My client received a personal injury settlement. Is an MSA required in third party liability cases?
by: Begley Admin
The Medicare Secondary Payer Act (MSPA) was passed in 1980. The Act provides that Medicare is a secondary payer and makes a conditional payment if payment has not been made or cannot be expected to be made promptly by a group health plan, Workers’ Compensation (WC) plan, liability insurance, or no-fault insurance. Conditional payments are made by Medicare subject to repayment when a primary plan makes payment. The MSPA covers past payments and future payments. Medicare has been asserting its right to reimbursement for past payments for many years, and is becoming increasingly more sophisticated in this regard.

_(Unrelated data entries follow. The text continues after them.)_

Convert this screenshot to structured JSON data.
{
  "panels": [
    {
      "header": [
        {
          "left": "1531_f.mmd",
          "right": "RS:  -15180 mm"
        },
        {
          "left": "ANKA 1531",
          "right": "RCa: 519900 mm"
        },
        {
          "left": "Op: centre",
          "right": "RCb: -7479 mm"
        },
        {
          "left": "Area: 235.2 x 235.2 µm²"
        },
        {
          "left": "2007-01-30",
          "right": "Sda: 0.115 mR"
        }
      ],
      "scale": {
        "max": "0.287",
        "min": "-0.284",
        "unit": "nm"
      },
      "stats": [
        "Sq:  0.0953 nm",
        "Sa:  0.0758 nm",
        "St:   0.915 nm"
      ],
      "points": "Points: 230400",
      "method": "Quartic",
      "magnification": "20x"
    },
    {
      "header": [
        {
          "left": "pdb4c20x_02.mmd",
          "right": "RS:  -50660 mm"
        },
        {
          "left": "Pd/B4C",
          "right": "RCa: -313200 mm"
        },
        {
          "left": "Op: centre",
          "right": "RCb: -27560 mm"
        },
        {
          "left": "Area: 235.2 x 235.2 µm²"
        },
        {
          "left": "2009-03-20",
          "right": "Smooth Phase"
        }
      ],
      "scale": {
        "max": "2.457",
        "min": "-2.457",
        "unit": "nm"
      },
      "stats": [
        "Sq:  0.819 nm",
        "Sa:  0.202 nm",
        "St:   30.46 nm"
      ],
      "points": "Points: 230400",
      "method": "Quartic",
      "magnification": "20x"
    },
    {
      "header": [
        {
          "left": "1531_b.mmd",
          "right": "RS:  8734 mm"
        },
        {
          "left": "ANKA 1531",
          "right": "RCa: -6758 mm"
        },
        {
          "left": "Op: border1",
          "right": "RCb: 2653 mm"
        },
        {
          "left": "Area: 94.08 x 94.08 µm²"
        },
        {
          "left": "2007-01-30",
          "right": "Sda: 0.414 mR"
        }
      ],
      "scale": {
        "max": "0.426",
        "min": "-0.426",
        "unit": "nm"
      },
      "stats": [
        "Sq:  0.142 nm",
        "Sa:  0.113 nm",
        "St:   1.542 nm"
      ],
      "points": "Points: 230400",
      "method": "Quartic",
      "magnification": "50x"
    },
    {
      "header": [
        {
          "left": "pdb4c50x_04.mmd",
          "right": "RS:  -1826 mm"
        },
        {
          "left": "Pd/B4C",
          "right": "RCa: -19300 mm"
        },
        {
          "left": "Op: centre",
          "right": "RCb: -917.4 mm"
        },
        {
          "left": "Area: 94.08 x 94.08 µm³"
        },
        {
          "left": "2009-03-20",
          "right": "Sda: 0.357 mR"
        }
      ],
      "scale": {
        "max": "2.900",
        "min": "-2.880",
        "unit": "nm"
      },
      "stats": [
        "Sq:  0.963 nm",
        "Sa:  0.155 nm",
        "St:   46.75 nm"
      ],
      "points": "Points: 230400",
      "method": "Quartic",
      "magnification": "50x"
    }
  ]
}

With respect to future payments, Medicare, or CMS, made little effort to collect until it issued what is called the “Patel Memorandum” in 2001. The Patel Memorandum and a series of subsequent memoranda spelled out CMS requirements where future payments may be required. This series of memoranda only applies to WC cases. It must be understood that a Medicare Set-Aside Arrangement is never required. The statute simply states that, “Medicare’s interests must be considered.” The idea of the MSA quickly became a safe harbor. An amount of the projected future medical expenses is calculated by a company with experience in this field and is submitted to CMS for approval. CMS can accept the figure or adjust it upward. There is no appeal from the CMS decision. Ideally, the fund is then set aside with a professional custodian. An MSA can be self-administered, and in very small cases this makes sense. The problem with self-administered MSAs is that the client has no idea what Medicare would cover or how much the coverage would be; thus the client is not really in a position to administer the set-aside correctly.
The question then arises as to whether an MSA is required in a third-party liability case. The Special Needs Alliance polled each of the 10 CMS Regions and asked a series of questions. Overall, all regions indicated that the MSPA applies in third-party liability cases with respect to future payments. What is clear is that some regions are more aggressive in enforcing this requirement than others. All regions are understaffed and tend not to enforce the requirement, except in rare cases. However, each region, including New York and Philadelphia, indicated that while they are shorthanded and cannot enforce the requirements of the statute, the law nevertheless stands and it is not safe to ignore it. In the absence of further guidance, the WC guidelines should be followed.
If there are future medical bills and an MSA is not established, the client could lose Medicare benefits. This could result in a malpractice case against the personal injury attorney. CMS also has a right to recover its claims from any entity, including the client or the personal injury attorney that has received a primary payment. This means that if the personal injury attorney deposits monies in the firm’s trust account and then makes distribution to the client, the personal injury attorney may be liable.
Despite that an MSA is often not required, many defense lawyers and insurance companies want some evidence to this effect. Begley Law Group (BLG) has issued Opinion Letters to the effect that an MSA is not required in a given case. In certain situations, lawyers from BLG have had to testify in court regarding this.